Take a Mandatory Snapshot of Hive Tables

Taking a snapshot of Hive tables is mandatory before upgrading. You also need to keep track of how many tables you have before upgrading for comparison after upgrading.

  1. In Ambari, go to Services/Hive/Configs, and check the value of hive.metastore.warehouse.dir to determine the location of the Hive warehouse, /apps/hive/warehouse by default.
  2. On any node in the cluster, as the HDFS superuser, enable snapshots.
    $ sudo su - hdfs
    $ hdfs dfsadmin -allowSnapshot /apps/hive/warehouse
    Allowing snapshot on /apps/hive/warehouse succeeded
  3. Create a snapshot of the Hive warehouse.

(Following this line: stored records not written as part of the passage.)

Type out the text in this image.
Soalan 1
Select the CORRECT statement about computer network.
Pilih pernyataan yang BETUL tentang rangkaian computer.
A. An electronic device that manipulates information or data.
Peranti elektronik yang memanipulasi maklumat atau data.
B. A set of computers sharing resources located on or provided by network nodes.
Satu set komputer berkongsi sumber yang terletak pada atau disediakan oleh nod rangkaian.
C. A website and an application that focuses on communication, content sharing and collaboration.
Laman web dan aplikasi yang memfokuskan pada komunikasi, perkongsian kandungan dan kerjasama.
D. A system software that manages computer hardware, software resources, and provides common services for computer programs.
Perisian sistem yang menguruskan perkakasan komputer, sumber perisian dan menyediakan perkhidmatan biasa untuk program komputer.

    $ hdfs dfs -createSnapshot /apps/hive/warehouse
    
    Output includes the name and location of the snapshot.
    Created snapshot /apps/hive/warehouse/.snapshot/s20181204-164645.898
    
  4. Start Hive as a user who has SELECT privileges on the tables.

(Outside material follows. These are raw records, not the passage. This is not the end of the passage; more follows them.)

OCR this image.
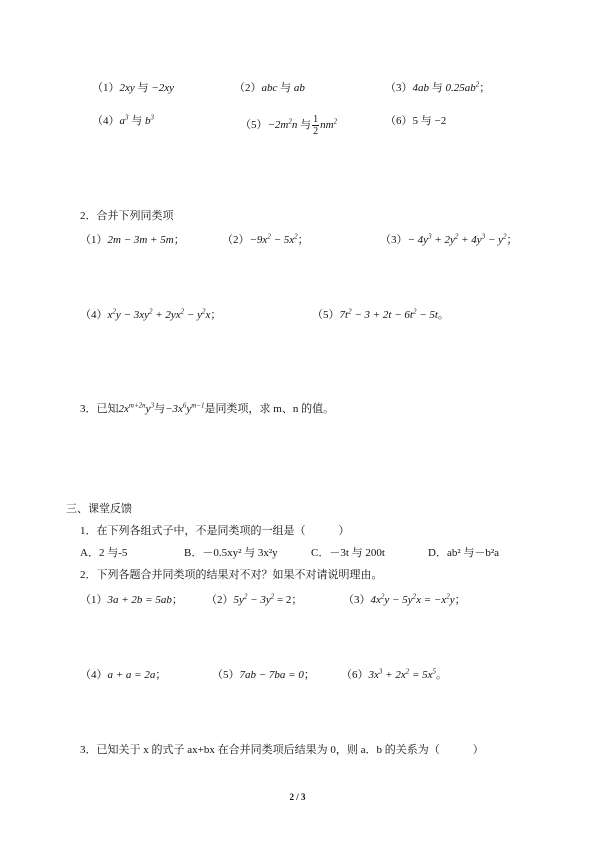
（1）2xy 与 −2xy	（2）abc 与 ab	（3）4ab 与 $0.25ab^2$；
$(4)a^3$ 与 $b^3$
$(5)-2m^2n$ 与 $\frac{1}{2} nm^2$	（6）5 与 −2
2．合并下列同类项
（1）2m − 3m + 5m；	$(2)-9x^2 - 5x^2$；	$(3)- 4y^3 + 2y^2 + 4y^3 - y^2$；
$(4)x^2y - 3xy^2 + 2yx^2 - y^2x$；	$(5)7t^2 - 3 + 2t - 6t^2 - 5t$。
3．已知$2x^{m+2n}y^3$与$-3x^6y^{m-1}$是同类项，求 m、n 的值。
三、课堂反馈
1．在下列各组式子中，不是同类项的一组是（　　　）
A．2 与-5	B．－0.5xy² 与 3x²y	C．－3t 与 200t	D．ab² 与－b²a
2．下列各题合并同类项的结果对不对？如果不对请说明理由。
（1）3a + 2b = 5ab； $(2)5y^2 - 3y^2 = 2$；	$(3)4x^2y - 5y^2x = -x^2y$；
（4）a + a = 2a；	（5）7ab − 7ba = 0； $(6)3x^3 + 2x^2 = 5x^5$。
3．已知关于 x 的式子 ax+bx 在合并同类项后结果为 0，则 a．b 的关系为（　　　）
2 / 3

    $ beeline beeline> !connect jdbc:hive2:// 
    Enter username for jdbc:hive2://: hive
    Enter password for jdbc:hive2://: *********
    Connected to: Apache Hive (version 1.2.1000.2.6.5.0-292)
    Driver: Hive JDBC (version 1.2.1000.2.6.5.0-292)
    
  5. Identify all tables outside /apps/hive/warehouse/.
    hive> USE my_database;
    hive> SHOW TABLES;
  6. Determine the location of each table using the DESCRIBE command. For example:
    hive> DESCRIBE FORMATTED my_table partition (dt='20201130');
  7. Create a snapshot of the directory shown in the location section of the output.
  8. Repeat steps 5-7 for each database and its tables outside /apps/hive/warehouse/.